FaZe Clan’s split business identity
“There’s a trio of things. We’re part traditional sports team — I’ll sometimes make the comparison to the Lakers or the Cowboys. We are a consumer brand — currently apparel, but we’re going to grow beyond that. And we behave often times like a Hypebeast brand or like a Supreme. And if you look at both the manner in which we do our apparel drops and the volume that we’ve done. The third part I often compare to MTV. We reach enough people that we are tantamount to a cable network. We have that much monthly viewership across YouTube, Twitch, Mixer, Snapchat, Instagram. We really are the voice of this community. We have set the tone and we’ve created content that the community overall really enjoys and we understand what this community is, the same way MTV spoke for that generation. Music might have been at its core, its origin, but at some point the majority of content that they made had nothing to do with music. What they had was a relationship with the audience and they understood what that audience wanted.”

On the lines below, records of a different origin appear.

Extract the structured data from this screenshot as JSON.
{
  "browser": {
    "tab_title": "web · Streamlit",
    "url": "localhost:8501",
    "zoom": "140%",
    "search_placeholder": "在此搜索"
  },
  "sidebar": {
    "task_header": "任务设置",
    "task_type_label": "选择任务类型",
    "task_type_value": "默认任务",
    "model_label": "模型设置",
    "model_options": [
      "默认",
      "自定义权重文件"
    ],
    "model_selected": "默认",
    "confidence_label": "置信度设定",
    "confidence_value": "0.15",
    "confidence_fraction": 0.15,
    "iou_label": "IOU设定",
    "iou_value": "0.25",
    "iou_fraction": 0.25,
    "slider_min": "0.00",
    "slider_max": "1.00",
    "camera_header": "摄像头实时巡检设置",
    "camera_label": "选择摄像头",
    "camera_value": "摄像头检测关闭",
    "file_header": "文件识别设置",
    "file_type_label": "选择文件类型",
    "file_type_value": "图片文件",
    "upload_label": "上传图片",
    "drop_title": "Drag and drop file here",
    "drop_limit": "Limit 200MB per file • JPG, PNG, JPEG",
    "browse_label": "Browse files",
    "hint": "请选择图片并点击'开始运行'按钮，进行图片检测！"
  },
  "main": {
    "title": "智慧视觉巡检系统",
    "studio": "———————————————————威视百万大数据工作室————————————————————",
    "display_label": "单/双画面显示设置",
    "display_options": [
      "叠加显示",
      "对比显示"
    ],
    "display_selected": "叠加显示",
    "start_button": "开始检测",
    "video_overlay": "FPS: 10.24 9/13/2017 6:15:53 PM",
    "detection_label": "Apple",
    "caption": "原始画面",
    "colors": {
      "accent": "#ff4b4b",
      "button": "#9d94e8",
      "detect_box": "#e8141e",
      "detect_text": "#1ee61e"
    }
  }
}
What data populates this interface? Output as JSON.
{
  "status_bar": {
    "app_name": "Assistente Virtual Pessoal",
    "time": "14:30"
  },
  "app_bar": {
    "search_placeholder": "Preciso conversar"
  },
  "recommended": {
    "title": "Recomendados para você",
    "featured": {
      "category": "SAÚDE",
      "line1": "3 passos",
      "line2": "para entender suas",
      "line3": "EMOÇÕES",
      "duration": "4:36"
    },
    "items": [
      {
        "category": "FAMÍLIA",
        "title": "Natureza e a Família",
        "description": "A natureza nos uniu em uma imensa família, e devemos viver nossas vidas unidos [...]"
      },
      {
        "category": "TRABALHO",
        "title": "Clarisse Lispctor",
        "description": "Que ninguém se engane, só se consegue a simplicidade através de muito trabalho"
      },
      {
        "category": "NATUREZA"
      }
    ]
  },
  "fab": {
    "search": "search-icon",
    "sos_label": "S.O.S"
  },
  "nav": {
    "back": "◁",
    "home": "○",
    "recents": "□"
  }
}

What gaming changes about entertainment
“I spent 20 years in traditional entertainment. From speaking to other players in the traditional space, most of them don’t understand how to speak to this audience, which is why there’s so much attrition happening. They’re losing audience to YouTube because you’ve got content creators for this audience and they’re a fabric of that audience. What I’m looking to do in this next step is do more and do other types of content. I think we’ll have FaZe Clan films, FaZe Clan episodic… we’re going to do a lot more content in a lot more places.”

The revenue pie
“The four areas of revenue are esports, sponsorship and brand deals, merch and apparel, and content and publishing (the fifth that we haven’t started yet is touring and events, but coming in 2020 we’re going to turn that revenue stream on). They’re in the ballpark of a quarter [of the revenue pie each]. In the future I would guess that 50% of our revenue will be content, that’ll be the biggest piece of the pie. There’s no place you can go that has more connection to young males than something that we do, as far as one singular brand. We’ve got over 200 million in combined social audience. That’s a big fan base, and it’s an engaged fan base.”